On one level, such advice is mind-blowingly obvious: When you are pregnant, best not to tar your roof and eat insecticides by the spoonful. And indeed, the article singles out low-income women who work in farming as among the groups that should be receiving extra warnings, since they may have high levels of exposure to pesticides. Yes, certainly it's sensible for women who are working everyday with heavy doses of chemicals to look into the implications and mitigate any risks.
Yet the problem with their statement is that it invites all women living in modern society to see themselves as surrounded by “toxic chemicals,” from their shampoo and nail polish to a can of tuna fish and spray cleaner. The article suggests that no one knows whether we are unknowingly poisoning our unborn children with each trip to the grocery store, but in reality, these everyday substances have been tested extensively and found to be safe for typical use. (For more, read this by Julie Gunlock on the studies surrounding BPA and phthalates, two of the chemicals that are most frequently targeted for such warnings.)
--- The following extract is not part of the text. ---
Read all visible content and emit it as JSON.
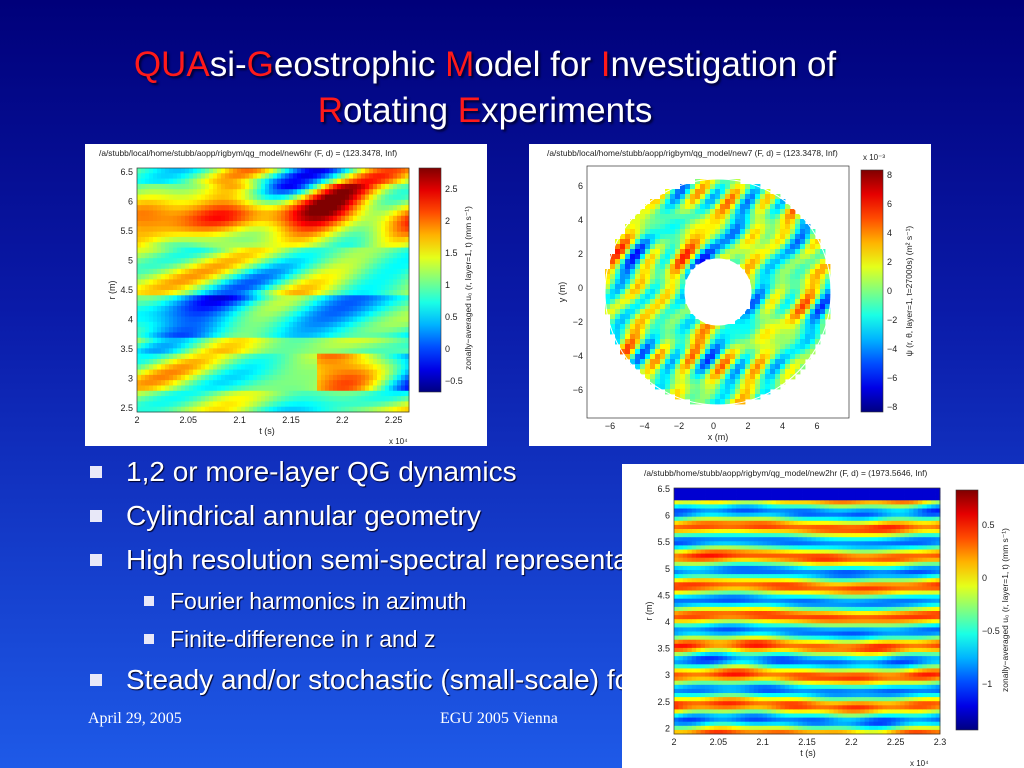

I take this issue rather personally. As regular IWF readers may recall, I've had four children in the last 8 years and have seen warnings for the pregnant come and go.
I'm still mad at myself for falling for the “don't-eat-tuna-fish” warnings that were standard operating procedure in 2005. That was when the powers that be were convinced that trace levels of mercury in fish like tuna could hurt babies in utero, so we were told to restrict our consumption with pregnant. As a dutiful first-time pregnant woman, I embraced such advice wholeheartedly and rid my diet of tuna entirely…. only to have the guidance reversed shortly before I gave birth. Then I was informed that—oops!—such guidance was actually unnecessary. Worse I was actually doing much more harm to my unborn daughter by not eating enough fish and depriving her of vital nutrients.
So I empathize with all the nervous, expectant moms out there today who are trying to make sense of such a broad warning from a medical group.
Here's some advice that I hope is a tad more useful: Try to relax and use common sense. Don't drink your Lysol or decide today's the day to start stripping your furniture. Take your prenatal vitamins, eat a variety of foods, and try to think a bit more about your diet. But don't make yourself miserable with worry and imagine that everything around you is a threat. Stress isn't good for junior either.
These doctors groups should also pause and consider how their guidance will be received by women, especially after its filtered through an often hysterical media. Do they really think that having women worrying about every bite of apple or every wipe of their counter top is good for their families' health? Don't they know that issuing warnings about everything makes it real easy to tune out all warnings?